Também é evidente que a adoção de estratégias centradas no estado e a garantia desses direitos em nível nacional não são suficientes. Os desafios que enfrentamos hoje exigem reunir conhecimento, recursos e experiência em nível global, por meio de estruturas globais.
Igualmente importante: a transição descrita acima não pode ser bem-sucedida sem o envolvimento ativo daqueles chamados a levar adiante. Passa pelo revigoramento de nossas democracias, pela participação ativa dos cidadãos na formação dessa transição. É por isso que uma educação desenvolvida não deve ser uma escolha, mas uma responsabilidade democrática, apoiada e esperada como parte integrante da cidadania.
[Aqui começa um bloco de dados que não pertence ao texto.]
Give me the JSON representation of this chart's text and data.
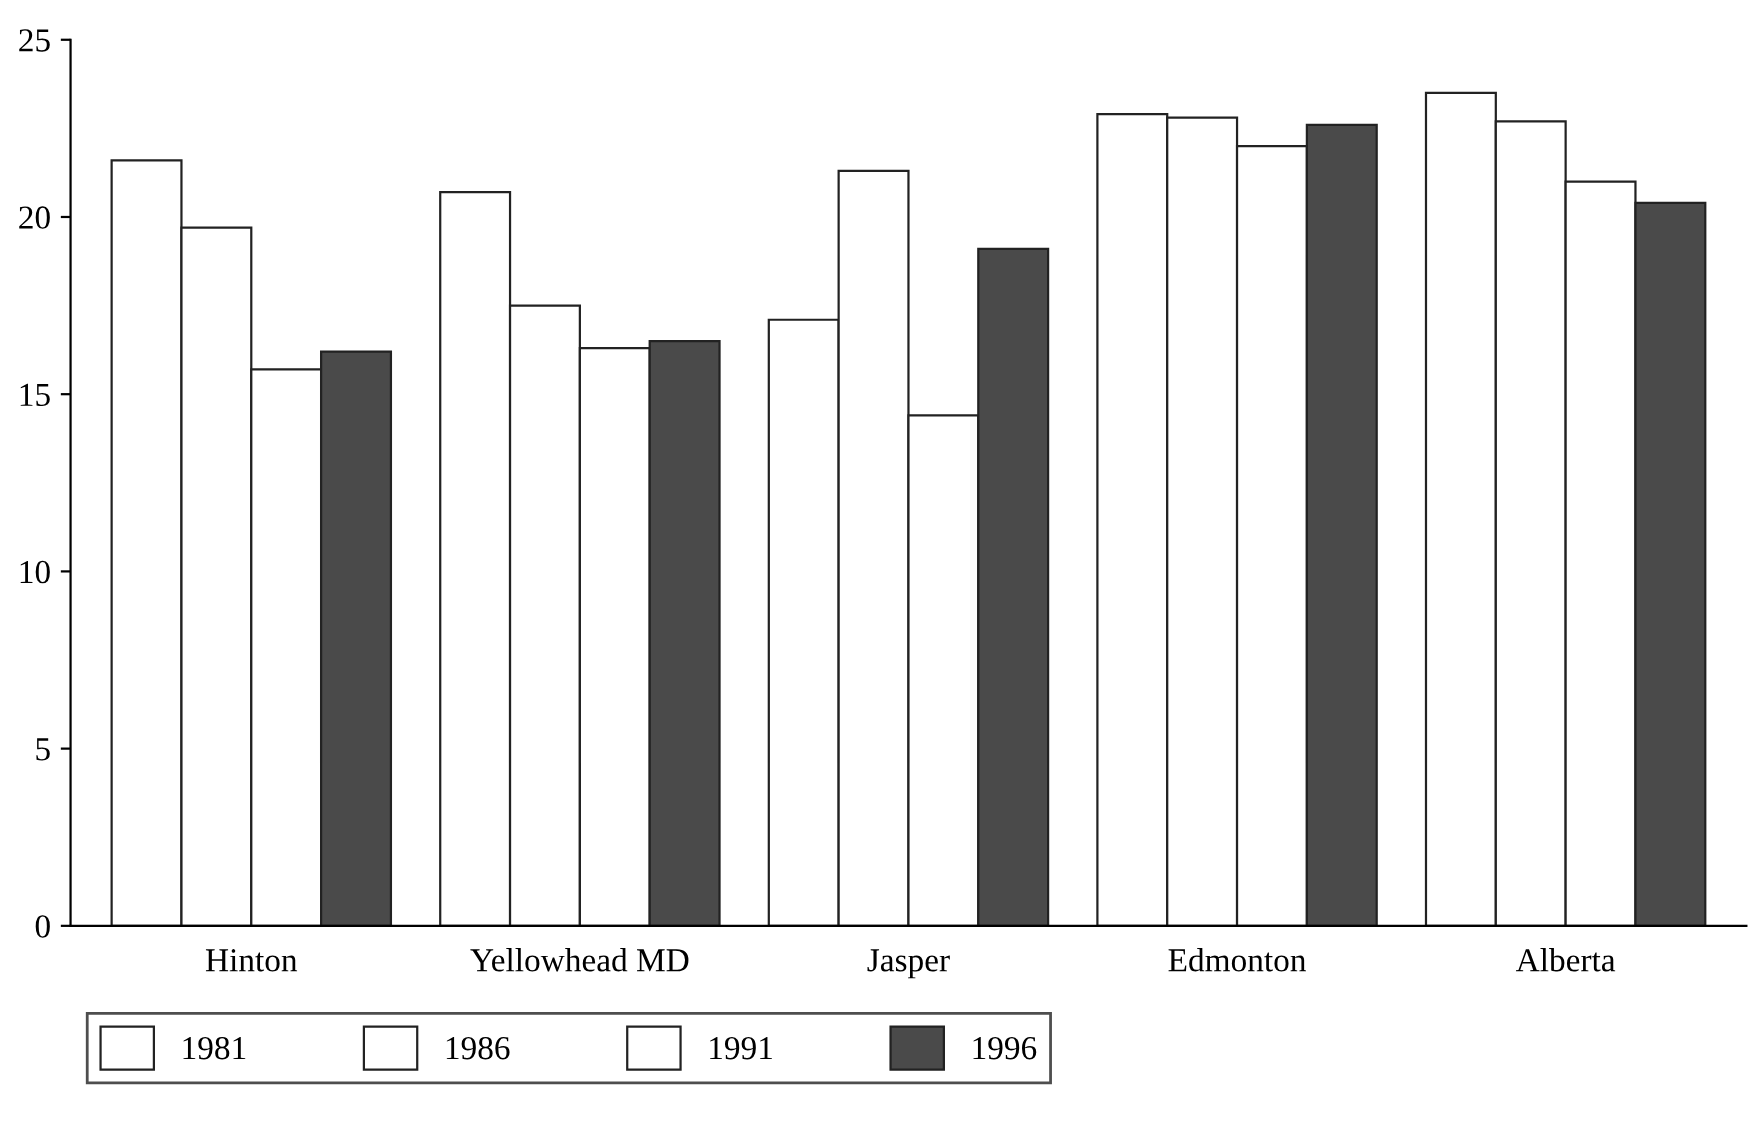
{
  "chart_data": {
    "type": "bar",
    "categories": [
      "Hinton",
      "Yellowhead MD",
      "Jasper",
      "Edmonton",
      "Alberta"
    ],
    "series": [
      {
        "name": "1981",
        "color": "#ffffff",
        "values": [
          21.6,
          20.7,
          17.1,
          22.9,
          23.5
        ]
      },
      {
        "name": "1986",
        "color": "#ffffff",
        "values": [
          19.7,
          17.5,
          21.3,
          22.8,
          22.7
        ]
      },
      {
        "name": "1991",
        "color": "#ffffff",
        "values": [
          15.7,
          16.3,
          14.4,
          22.0,
          21.0
        ]
      },
      {
        "name": "1996",
        "color": "#4a4a4a",
        "values": [
          16.2,
          16.5,
          19.1,
          22.6,
          20.4
        ]
      }
    ],
    "ylim": [
      0,
      25
    ],
    "yticks": [
      0,
      5,
      10,
      15,
      20,
      25
    ],
    "grid": false,
    "legend": "bottom left"
  }
}
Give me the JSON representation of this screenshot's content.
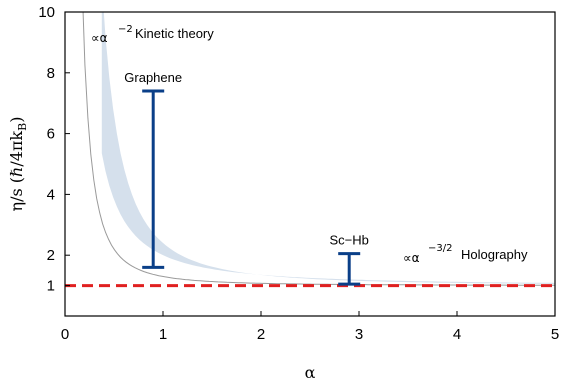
{
  "chart_data": {
    "type": "line",
    "title": "",
    "xlabel": "α",
    "ylabel": "η/s (ℏ/4πk",
    "ylabel_subscript": "B",
    "ylabel_close": ")",
    "xlim": [
      0,
      5
    ],
    "ylim": [
      0,
      10
    ],
    "x_ticks": [
      0,
      1,
      2,
      3,
      4,
      5
    ],
    "y_ticks": [
      1,
      2,
      4,
      6,
      8,
      10
    ],
    "grid": false,
    "band": {
      "name": "Holography / Kinetic theory range",
      "color": "#d5e0ec",
      "alpha_start": 0.375,
      "upper_prefactor": 1.4,
      "upper_exponent": -2,
      "lower_exponent": -1.5
    },
    "curves": [
      {
        "name": "kinetic theory trace",
        "color": "#9a9a9a",
        "prefactor": 0.3,
        "exponent": -2,
        "offset": 1,
        "alpha_start": 0.173
      }
    ],
    "reference_line": {
      "y": 1,
      "color": "#e02020",
      "style": "dashed"
    },
    "error_bars": [
      {
        "label": "Graphene",
        "x": 0.9,
        "y_low": 1.6,
        "y_high": 7.4,
        "color": "#0a3f88"
      },
      {
        "label": "Sc−Hb",
        "x": 2.9,
        "y_low": 1.05,
        "y_high": 2.05,
        "color": "#0a3f88"
      }
    ],
    "annotations": [
      {
        "id": "kinetic",
        "symbol": "∝α",
        "exponent": "−2",
        "text": "Kinetic theory"
      },
      {
        "id": "holography",
        "symbol": "∝α",
        "exponent": "−3/2",
        "text": "Holography"
      }
    ]
  }
}
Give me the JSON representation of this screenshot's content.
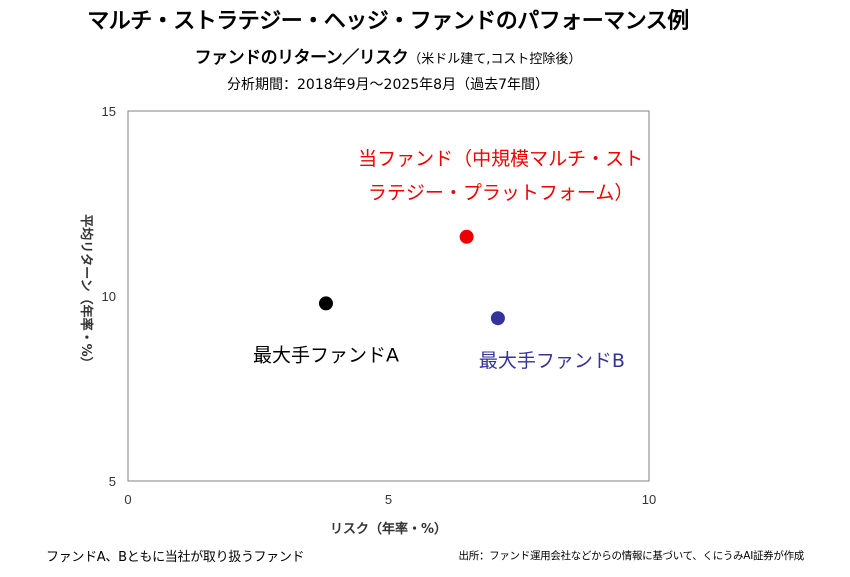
{
  "header": {
    "title": "マルチ・ストラテジー・ヘッジ・ファンドのパフォーマンス例",
    "subtitle": "ファンドのリターン／リスク",
    "subtitle_note": "（米ドル建て,コスト控除後）",
    "period": "分析期間：2018年9月～2025年8月（過去7年間）"
  },
  "footer": {
    "left_note": "ファンドA、Bともに当社が取り扱うファンド",
    "source": "出所：ファンド運用会社などからの情報に基づいて、くにうみAI証券が作成"
  },
  "chart_data": {
    "type": "scatter",
    "xlabel": "リスク（年率・%）",
    "ylabel": "平均リターン（年率・%）",
    "xlim": [
      0,
      10
    ],
    "ylim": [
      5,
      15
    ],
    "xticks": [
      "0",
      "5",
      "10"
    ],
    "yticks": [
      "5",
      "10",
      "15"
    ],
    "grid": false,
    "points": [
      {
        "label": "最大手ファンドA",
        "x": 3.8,
        "y": 9.8,
        "color": "#000000",
        "label_color": "#000000"
      },
      {
        "label": "最大手ファンドB",
        "x": 7.1,
        "y": 9.4,
        "color": "#333399",
        "label_color": "#333399"
      },
      {
        "label_lines": [
          "当ファンド（中規模マルチ・スト",
          "ラテジー・プラットフォーム）"
        ],
        "x": 6.5,
        "y": 11.6,
        "color": "#ee0000",
        "label_color": "#ee0000"
      }
    ]
  }
}
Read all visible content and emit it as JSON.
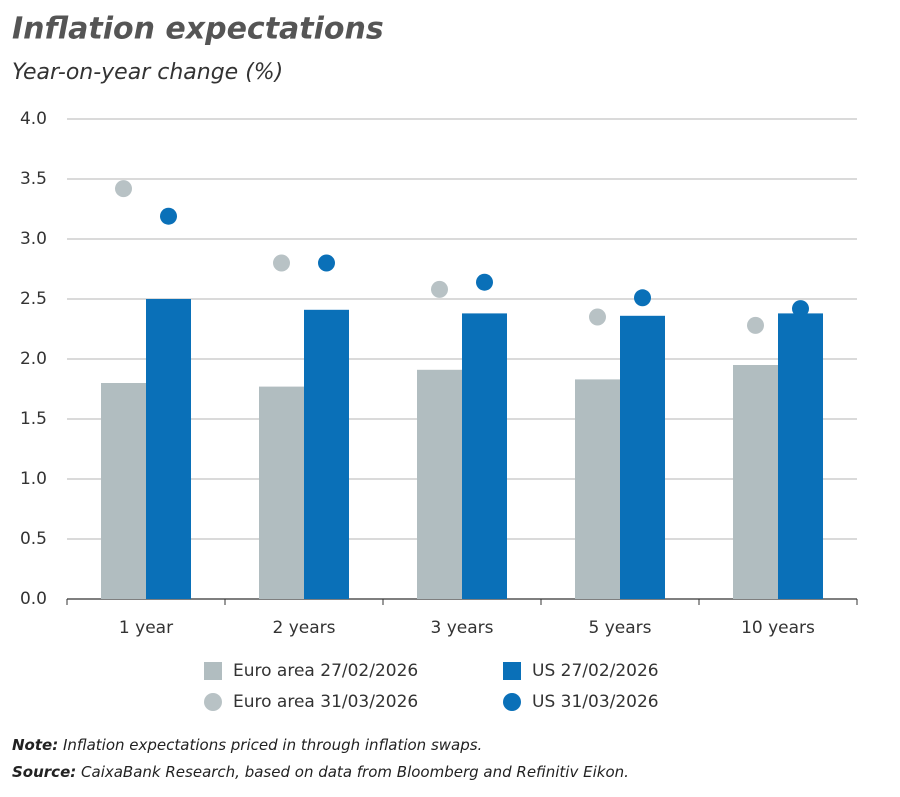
{
  "chart_data": {
    "type": "bar",
    "title": "Inflation expectations",
    "subtitle": "Year-on-year change (%)",
    "categories": [
      "1 year",
      "2 years",
      "3 years",
      "5 years",
      "10 years"
    ],
    "series": [
      {
        "name": "Euro area 27/02/2026",
        "type": "bar",
        "color": "#b1bdc0",
        "values": [
          1.8,
          1.77,
          1.91,
          1.83,
          1.95
        ]
      },
      {
        "name": "US 27/02/2026",
        "type": "bar",
        "color": "#0a70b8",
        "values": [
          2.5,
          2.41,
          2.38,
          2.36,
          2.38
        ]
      },
      {
        "name": "Euro area 31/03/2026",
        "type": "scatter",
        "color": "#b8c2c5",
        "values": [
          3.42,
          2.8,
          2.58,
          2.35,
          2.28
        ]
      },
      {
        "name": "US 31/03/2026",
        "type": "scatter",
        "color": "#0a70b8",
        "values": [
          3.19,
          2.8,
          2.64,
          2.51,
          2.42
        ]
      }
    ],
    "ylim": [
      0,
      4
    ],
    "yticks": [
      {
        "value": 0,
        "label": "0.0"
      },
      0.5,
      {
        "value": 1,
        "label": "1.0"
      },
      1.5,
      {
        "value": 2,
        "label": "2.0"
      },
      2.5,
      {
        "value": 3,
        "label": "3.0"
      },
      3.5,
      {
        "value": 4,
        "label": "4.0"
      }
    ],
    "grid": true,
    "note": {
      "label": "Note:",
      "text": "Inflation expectations priced in through inflation swaps."
    },
    "source": {
      "label": "Source:",
      "text": "CaixaBank Research, based on data from Bloomberg and Refinitiv Eikon."
    }
  }
}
A batalha pela natureza da "recuperação" da crise de Covid-19 parece a melhor chance que temos para avançar para um modelo socioambiental sustentável. Também pode ser a última chance que temos, antes de um colapso social ou ambiental mais amplo.

Andreas Antoniades é professor sênior de economia política global da Universidade de Sussex. Ele é o principal investigador do projeto SSRP 'Crises financeiras e sustentabilidade ambiental' e co-editor da Dinâmica da dívida global: crises, lições, governança (Routledge, 2019).